8/10
When The" Little Lady" is The Brains of The House
13 January 2016
This somewhat black comedy is from the pen of Ben Hecht and may remind you a bit of his classic NOTHING SACRED although it's more in the tone of the Hepburn & Tracy films. Lucille Ball stars as a newlywed, newly retired from a successful career writing ad copy but now "just married" to her former co-worker Franchot Tone. Trouble is Tone was never quite the "ad man" his wife was and is hell bent to prove his worth to the company. When an eccentric scientist friend of his invents a new embalming fluid (to turn corpses into permanent glass statues!) he mentions as a side note, it can also be used for an "instant shave" on facial hair. Tone sees this use as his ticket to success and fortune and promotes it in a big time product premiere inviting dignities and the famous (including actor Larry Parks in a cameo as himself) to try the product. They all rave about it but the trouble is that it GROWS hair thicker and worse than before within 24 hours. The day after is a major fiasco for the corporation but it's Lucy to the rescue as she cleverly points out this "new" turn is perhaps an even bigger market - selling it to men bald or with thinning hair - and a new campaign starts much to her husband's irritation. (This particular plot twist the viewer can see miles away given supporting actor Edward Everett Horton is fitted with a very phony looking skull cap to play bald for the first several reels. You can see the edges lines of it on the small screen, can't imagine how obvious it was on the big screen). Determined to be back in the driver's seat, Franchot plots more behind the scene maneuvers which ends up having him on trial for the presumed murder of the professor.

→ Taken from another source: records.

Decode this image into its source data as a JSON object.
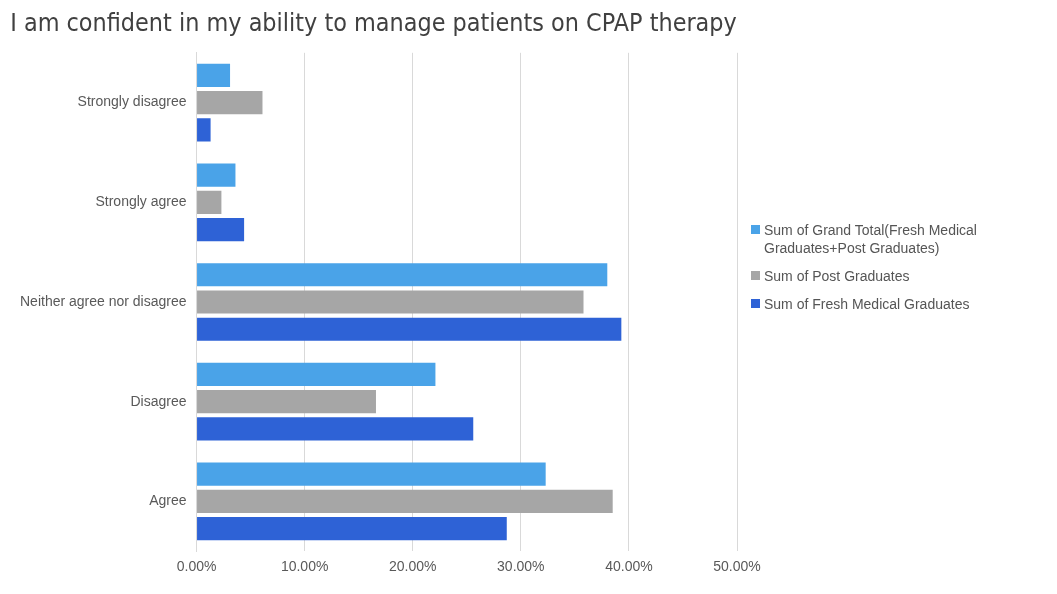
{
  "chart_data": {
    "type": "bar",
    "orientation": "horizontal",
    "title": "I am confident in my ability to manage patients on CPAP therapy",
    "categories": [
      "Strongly disagree",
      "Strongly agree",
      "Neither agree nor disagree",
      "Disagree",
      "Agree"
    ],
    "series": [
      {
        "name": "Sum of Grand Total(Fresh Medical Graduates+Post Graduates)",
        "color": "#4aa3e8",
        "values": [
          3.1,
          3.6,
          38.0,
          22.1,
          32.3
        ]
      },
      {
        "name": "Sum of Post Graduates",
        "color": "#a6a6a6",
        "values": [
          6.1,
          2.3,
          35.8,
          16.6,
          38.5
        ]
      },
      {
        "name": "Sum of Fresh Medical Graduates",
        "color": "#2e62d6",
        "values": [
          1.3,
          4.4,
          39.3,
          25.6,
          28.7
        ]
      }
    ],
    "xlim": [
      0,
      50
    ],
    "xticks": [
      {
        "value": 0,
        "label": "0.00%"
      },
      {
        "value": 10,
        "label": "10.00%"
      },
      {
        "value": 20,
        "label": "20.00%"
      },
      {
        "value": 30,
        "label": "30.00%"
      },
      {
        "value": 40,
        "label": "40.00%"
      },
      {
        "value": 50,
        "label": "50.00%"
      }
    ],
    "grid": "x",
    "legend": "right"
  }
}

The comedy is hit and miss but Lucy is always excellent and she looks a vision in some very attractive fashions. Tone is over the top at times but does well, the trouble is the brazen sexism of his character is more than a little unpleasant to latter-day viewers and likely to more than a few 1940's ones as well. There's also delicious irony with the movie's theme that Lucy is far more talented than he as "ad man" as the movie starts off with Tone twiddling with lots of unfunny shtick as he plots out his newest ad copy while that goes on for several minutes but Lucy merely raises her eyebrow in sleepy exhaustion as is far funnier showing - to no surprise of course - she's also his superior as a comic and an actor. Among the supporting cast Columbia character contractee Nana Bryant stands out as a socialite who can't help but take a discreet dip in the miracle product during it's premiere to rid herself of a touch of facial hair and lives to regret it.